With domestic flights grounded, the tourism sector has taken a major hit as it loses one of its biggest driving forces. Even as the government made a turnaround to allow international flights, it is likely that this drip-effort may not yield much because tourism depends on international visitors being able to proceed to their inward destinations smoothly.
Following hot on the heels of a United Kingdom travel advisory that blacklisted Kenya for its nationals, matters seem to have taken a turn for the worse as the United States followed with a level-four travel advisory, the highest level, urging US citizens not to travel because of a greater likelihood of life-threatening risks, including COVID-19, in Kenya. The US cited the health risks of COVID and other risks such as crime, terrorism, and kidnappings.

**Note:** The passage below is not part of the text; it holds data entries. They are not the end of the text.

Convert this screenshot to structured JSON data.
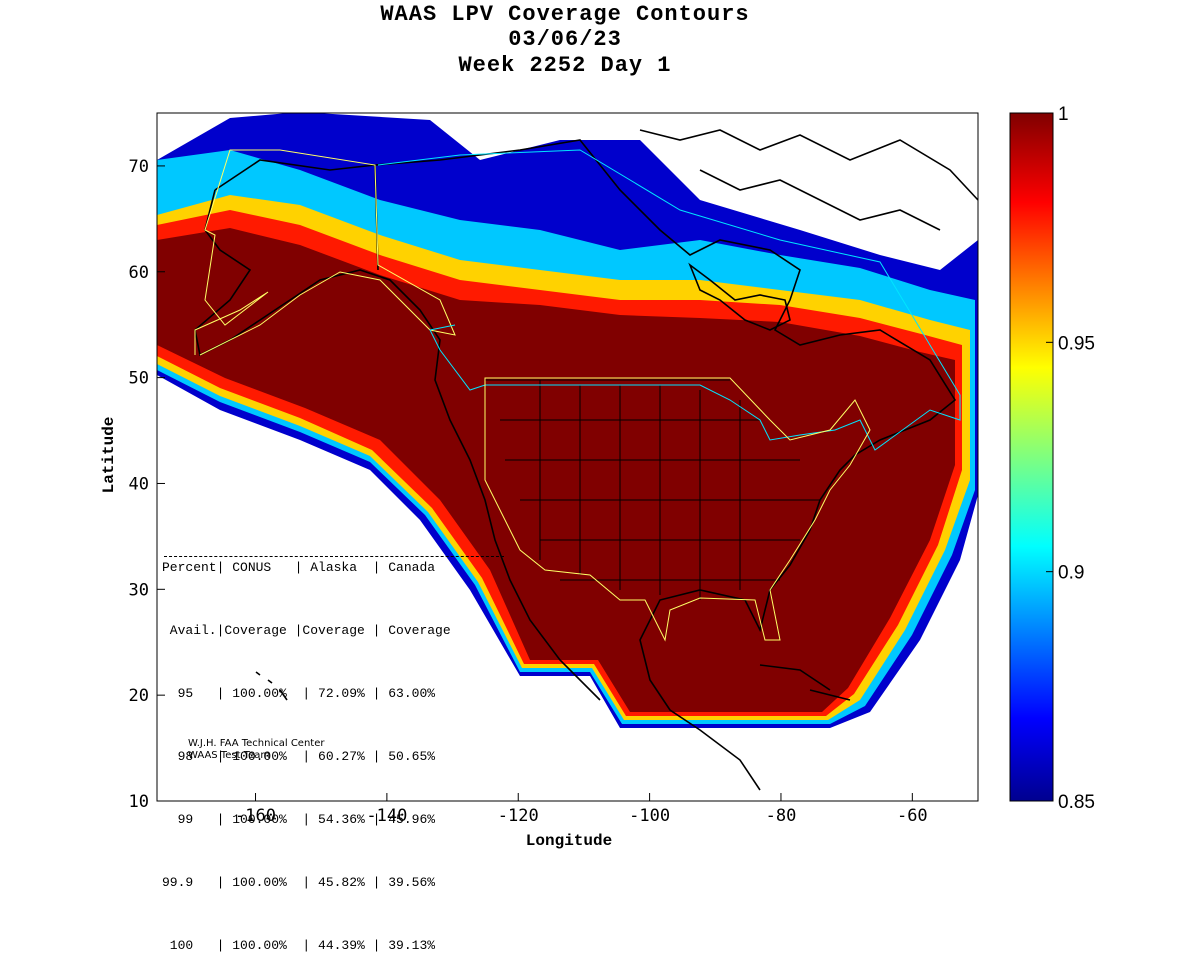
{
  "title": {
    "line1": "WAAS LPV Coverage Contours",
    "line2": "03/06/23",
    "line3": "Week 2252 Day 1"
  },
  "axes": {
    "xlabel": "Longitude",
    "ylabel": "Latitude",
    "x_ticks": [
      "-160",
      "-140",
      "-120",
      "-100",
      "-80",
      "-60"
    ],
    "y_ticks": [
      "10",
      "20",
      "30",
      "40",
      "50",
      "60",
      "70"
    ],
    "xlim": [
      -175,
      -50
    ],
    "ylim": [
      10,
      75
    ]
  },
  "colorbar": {
    "colormap": "jet",
    "labels": [
      "1",
      "0.95",
      "0.9",
      "0.85"
    ],
    "range": [
      0.85,
      1
    ]
  },
  "colors": {
    "background": "#ffffff",
    "ocean_default": "#ffffff",
    "max_coverage": "#800000",
    "coastline": "#000000",
    "service_area_outline": "#ffff66",
    "canada_outline": "#00e5ff"
  },
  "stats_table": {
    "header1": "Percent| CONUS   | Alaska  | Canada",
    "header2": " Avail.|Coverage |Coverage | Coverage",
    "rule": "------------------------------------------",
    "rows": [
      "  95   | 100.00%  | 72.09% | 63.00%",
      "  98   | 100.00%  | 60.27% | 50.65%",
      "  99   | 100.00%  | 54.36% | 45.96%",
      "99.9   | 100.00%  | 45.82% | 39.56%",
      " 100   | 100.00%  | 44.39% | 39.13%"
    ]
  },
  "credits": {
    "line1": "W.J.H. FAA Technical Center",
    "line2": "WAAS Test Team"
  }
}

The move by the US government came days after the Centre for Disease Control and Prevention (CDC) issued their own Level 4 travel notice for Kenya. According to the health agency, the transmission of COVID-19 in Kenya is accelerating rapidly and the country “does not have adequate pieces of equipment in terms of COVID-19 bed space and life-saving oxygen to cover the population.”
When President Uhuru Kenyatta announced the newest measures, Kenya’s COVID-19 infections had increased from 2 percent to 22 percent between January and March, with Nairobi accounting for nearly 60 percent of all cases. And even though the government has started targeted vaccination, we are a long way from achieving mass vaccination.
The travel and tourism industry is a fickle sector that can easily be disrupted by any form of upheaval or risk like disease epidemic or pandemic. Kenya is a resource poor developing country. Thus, travel and tourism industry is the proverbial goose that lays the golden eggs for the Kenyan economy.
The country depends heavily on the sector as a source of foreign exchange, job creation and revenue. Because the government hasn’t done much to mitigate the effect of COVID on this critical sector, it risks total collapse as travellers are scared to make bookings until this infection subsides. And when recovery does begin, it will be extremely gradual.